Berpisah dan tidak bertemu dengan Aleysa selama 20 tahun bukanlah waktu yang singkat. Dengan waktu itu, Ashera mana tau gaya dan kebiasaan Aleysa. Jawaban itu hanya asal bunyi saja. Dia teringat ucapan Trixi tentang Aleysa dan Arion, maka dalam benaknya, Aleysa menyukai pakaian seksi.
"Tapi aku akan segera menggantinya kalau kamu tidak suka," sambung Ashera cepat-cepat melakukan koreksi.
Ashera pikir Arion tidak dengan mudah percaya pada jawaban dan alasannya, tapi ternyata tidak, setelah Ashera memberikan alasan, Arion malah tersenyum.
"Kalau begitu, mari kita kembali ke lantai atas! Mereka pasti telah menunggu kita," ucap Arion dengan suara lembutnya.
"Bagaimana kalau kamu kembali terlebih dahulu?"

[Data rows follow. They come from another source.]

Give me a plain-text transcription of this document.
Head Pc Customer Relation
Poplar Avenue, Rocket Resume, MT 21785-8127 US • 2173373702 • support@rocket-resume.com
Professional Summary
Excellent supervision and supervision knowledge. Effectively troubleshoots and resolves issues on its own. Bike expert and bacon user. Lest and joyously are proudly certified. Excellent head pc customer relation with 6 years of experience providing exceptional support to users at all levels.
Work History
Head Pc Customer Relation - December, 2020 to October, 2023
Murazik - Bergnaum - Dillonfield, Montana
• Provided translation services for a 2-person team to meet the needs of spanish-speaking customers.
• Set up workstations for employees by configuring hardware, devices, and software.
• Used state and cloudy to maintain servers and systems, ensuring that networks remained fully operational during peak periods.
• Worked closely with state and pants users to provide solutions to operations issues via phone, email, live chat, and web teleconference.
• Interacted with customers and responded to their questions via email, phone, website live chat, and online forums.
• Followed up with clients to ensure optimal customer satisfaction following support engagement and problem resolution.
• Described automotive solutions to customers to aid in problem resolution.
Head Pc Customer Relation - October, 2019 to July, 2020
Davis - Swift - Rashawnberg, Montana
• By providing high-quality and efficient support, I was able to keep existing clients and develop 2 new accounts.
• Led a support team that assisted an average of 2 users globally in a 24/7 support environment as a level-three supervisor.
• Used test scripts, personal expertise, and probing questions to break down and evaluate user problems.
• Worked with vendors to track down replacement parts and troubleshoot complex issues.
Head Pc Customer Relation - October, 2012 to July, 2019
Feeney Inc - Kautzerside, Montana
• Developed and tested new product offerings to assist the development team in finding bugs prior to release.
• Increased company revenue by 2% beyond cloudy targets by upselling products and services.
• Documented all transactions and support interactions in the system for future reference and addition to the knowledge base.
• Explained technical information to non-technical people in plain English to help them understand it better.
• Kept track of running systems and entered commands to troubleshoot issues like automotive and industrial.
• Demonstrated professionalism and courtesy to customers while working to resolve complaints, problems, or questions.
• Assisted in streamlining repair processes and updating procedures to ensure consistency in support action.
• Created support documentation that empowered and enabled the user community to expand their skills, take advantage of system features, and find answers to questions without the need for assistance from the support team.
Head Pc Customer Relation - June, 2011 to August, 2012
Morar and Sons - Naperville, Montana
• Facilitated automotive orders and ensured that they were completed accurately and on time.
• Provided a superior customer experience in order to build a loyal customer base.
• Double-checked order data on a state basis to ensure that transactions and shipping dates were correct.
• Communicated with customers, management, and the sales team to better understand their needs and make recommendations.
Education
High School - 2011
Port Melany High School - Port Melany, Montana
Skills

Ashera merasa semakin gugup dan harus mencari cara untuk segera berpisah dengan Arion karena gelombang tsunami dalam dirinya hampir membeludak.
"Kenapa?" Arion memiringkan kepala dengan ekor mata menatap lekat Ashera.
"Aku mau ke toilet dulu, nanti aku susul," jawab Ashera.
Ashera harus berpikir ekstra untuk membuat Arion percaya bahwa dirinya adalah Aleysa, bukan wanita lain yang memiliki wajah mirip dengan kekasihnya. Meski dia tidak terlalu paham dan malah tidak tau bagaimana hubungan mereka sehari-hari, tetapi dia berusaha berperan dengan baik.
Ashera tidak mau kehilangan uangnya hanya karena Arion mengetahui bila dia bukan Aleysa, terlebih mengetahui bila malam itu bukan Aleysa yang tidur dengannya, melainkan dia, Ashera, adik Aleysa.
"Bagimana kalau aku antar?" Sepertinya Arion tidak mau meninggalkan Aleysa sendirian.
Ashera sempat berpikir bila Arion sangat mencintai Aleysa, sampai-sampai dia menawarkan untuk menemani kekasihnya.
"Tidak, Sayang. Sebaiknya kamu kembali dan segera menjamu yang lain! Aku khawatir mereka menunggumu. Aku segera menyusul," tolak Ashera.
"Oke, kalau begitu, jangan lama-lama!" Arion menanggapinya dengan senyum.
Saat tangan pria itu terulur ke arahnya hendak menyentuh wajahnya, Ashera yang terkejut segera waspada dan langsung mundur satu langkah dengan wajah menjauhi Arion. Ashera menghindari sentuhan tangan Arion.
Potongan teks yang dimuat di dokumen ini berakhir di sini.